Why is my senior dog drinking so much water?

Older dogs can drink a lot because they suffer from an infection, like a UTI, which is very common in senior dogs, or they can suffer from other simple ailments, such as dehydration, exertion, or a reaction to a medication, but it could also be something more serious. Senior dogs also quite often suffer from kidney disease, diabetes mellitus, bladder stones, bladder tumors, and bladder polyps. If your senior dog is obese, he can be especially prone to insulin-resistant diabetes.

Should I withhold water from my dog at night?

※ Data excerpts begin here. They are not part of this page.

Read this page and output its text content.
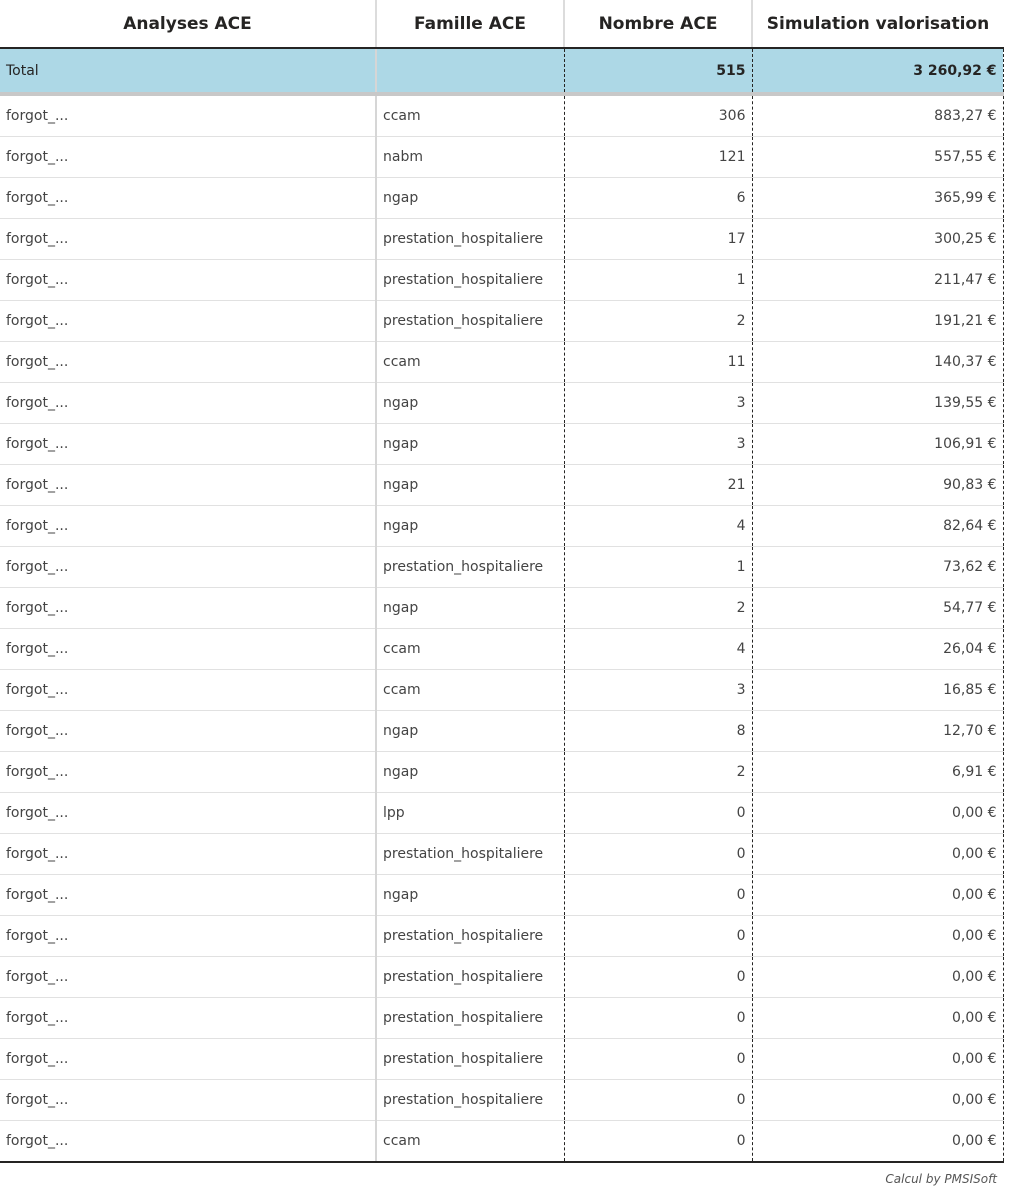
Analyses ACE	Famille ACE	Nombre ACE	Simulation valorisation
Total		515	3 260,92 €
forgot_...	ccam	306	883,27 €
forgot_...	nabm	121	557,55 €
forgot_...	ngap	6	365,99 €
forgot_...	prestation_hospitaliere	17	300,25 €
forgot_...	prestation_hospitaliere	1	211,47 €
forgot_...	prestation_hospitaliere	2	191,21 €
forgot_...	ccam	11	140,37 €
forgot_...	ngap	3	139,55 €
forgot_...	ngap	3	106,91 €
forgot_...	ngap	21	90,83 €
forgot_...	ngap	4	82,64 €
forgot_...	prestation_hospitaliere	1	73,62 €
forgot_...	ngap	2	54,77 €
forgot_...	ccam	4	26,04 €
forgot_...	ccam	3	16,85 €
forgot_...	ngap	8	12,70 €
forgot_...	ngap	2	6,91 €
forgot_...	lpp	0	0,00 €
forgot_...	prestation_hospitaliere	0	0,00 €
forgot_...	ngap	0	0,00 €
forgot_...	prestation_hospitaliere	0	0,00 €
forgot_...	prestation_hospitaliere	0	0,00 €
forgot_...	prestation_hospitaliere	0	0,00 €
forgot_...	prestation_hospitaliere	0	0,00 €
forgot_...	prestation_hospitaliere	0	0,00 €
forgot_...	ccam	0	0,00 €
Calcul by PMSISoft
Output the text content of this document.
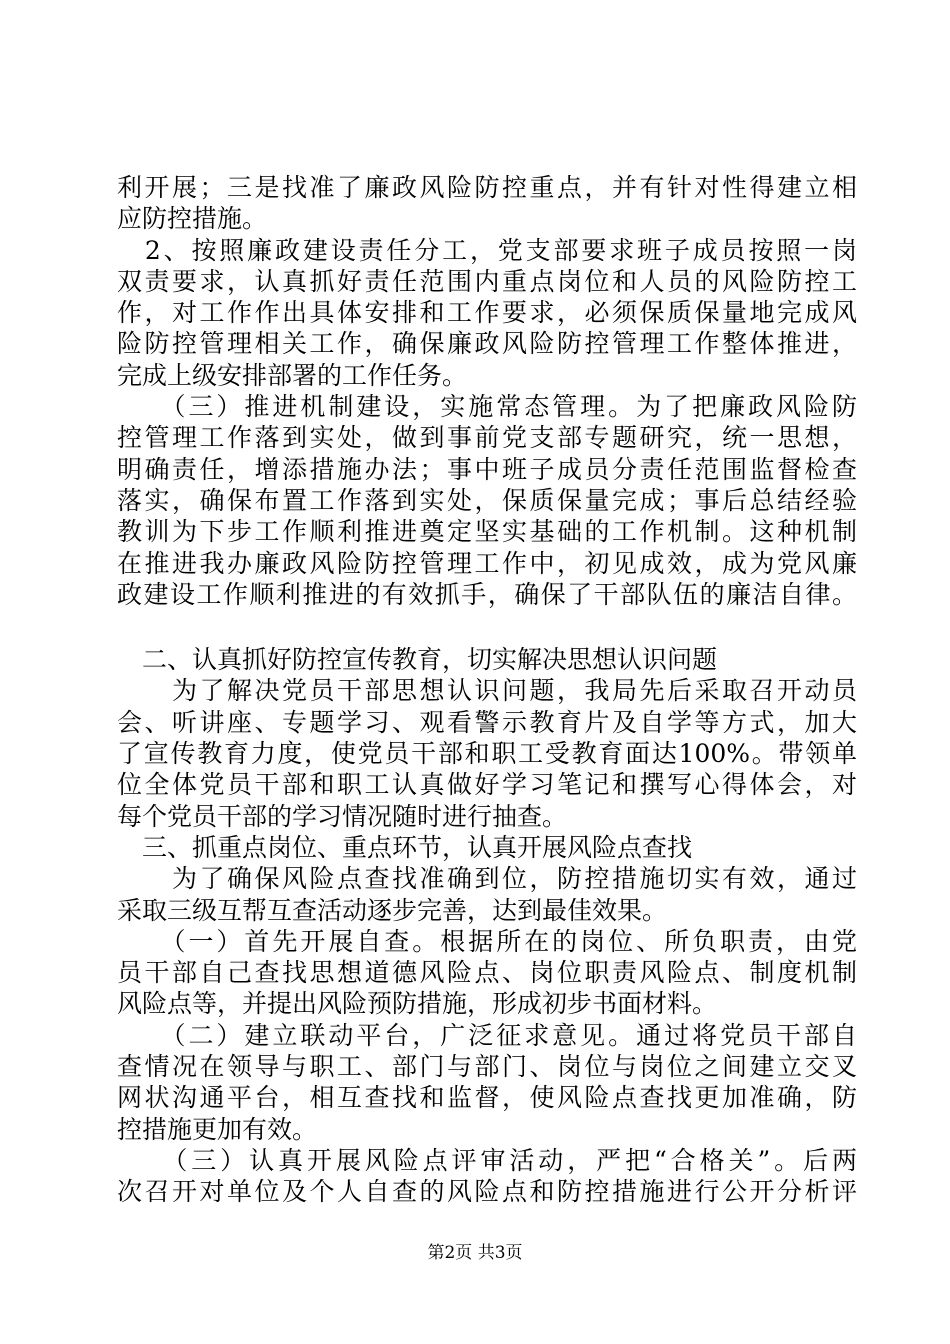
利开展；三是找准了廉政风险防控重点，并有针对性得建立相
应防控措施。
　2、按照廉政建设责任分工，党支部要求班子成员按照一岗
双责要求，认真抓好责任范围内重点岗位和人员的风险防控工
作，对工作作出具体安排和工作要求，必须保质保量地完成风
险防控管理相关工作，确保廉政风险防控管理工作整体推进，
完成上级安排部署的工作任务。
　　（三）推进机制建设，实施常态管理。为了把廉政风险防
控管理工作落到实处，做到事前党支部专题研究，统一思想，
明确责任，增添措施办法；事中班子成员分责任范围监督检查
落实，确保布置工作落到实处，保质保量完成；事后总结经验
教训为下步工作顺利推进奠定坚实基础的工作机制。这种机制
在推进我办廉政风险防控管理工作中，初见成效，成为党风廉
政建设工作顺利推进的有效抓手，确保了干部队伍的廉洁自律。
　二、认真抓好防控宣传教育，切实解决思想认识问题
　　为了解决党员干部思想认识问题，我局先后采取召开动员
会、听讲座、专题学习、观看警示教育片及自学等方式，加大
了宣传教育力度，使党员干部和职工受教育面达100%。带领单
位全体党员干部和职工认真做好学习笔记和撰写心得体会，对
每个党员干部的学习情况随时进行抽查。
　三、抓重点岗位、重点环节，认真开展风险点查找
　　为了确保风险点查找准确到位，防控措施切实有效，通过
采取三级互帮互查活动逐步完善，达到最佳效果。
　　（一）首先开展自查。根据所在的岗位、所负职责，由党
员干部自己查找思想道德风险点、岗位职责风险点、制度机制
风险点等，并提出风险预防措施，形成初步书面材料。
　　（二）建立联动平台，广泛征求意见。通过将党员干部自
查情况在领导与职工、部门与部门、岗位与岗位之间建立交叉
网状沟通平台，相互查找和监督，使风险点查找更加准确，防
控措施更加有效。
　　（三）认真开展风险点评审活动，严把“合格关”。后两
次召开对单位及个人自查的风险点和防控措施进行公开分析评
第2页 共3页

This simple answer to this question is a big, huge — NO! Withholding water from your dog is not a good idea. In fact, it is a bad idea and dangerous for more than one reason. 

Scarcity Mindset

When you limit a dog’s drinking water, you condition him to drink all his water when you do put it out. Dogs many times, from that point on, drink obsessively all the time. Anytime they have access to water, they consume all they can.


Dehydration can occur when water is withheld. This leads to UTIs, which are extremely painful and can cause bladder stones, eventually leading to permanent kidney damage, and even sepsis. It isn’t worth it just to not have to get up and let him out once at night.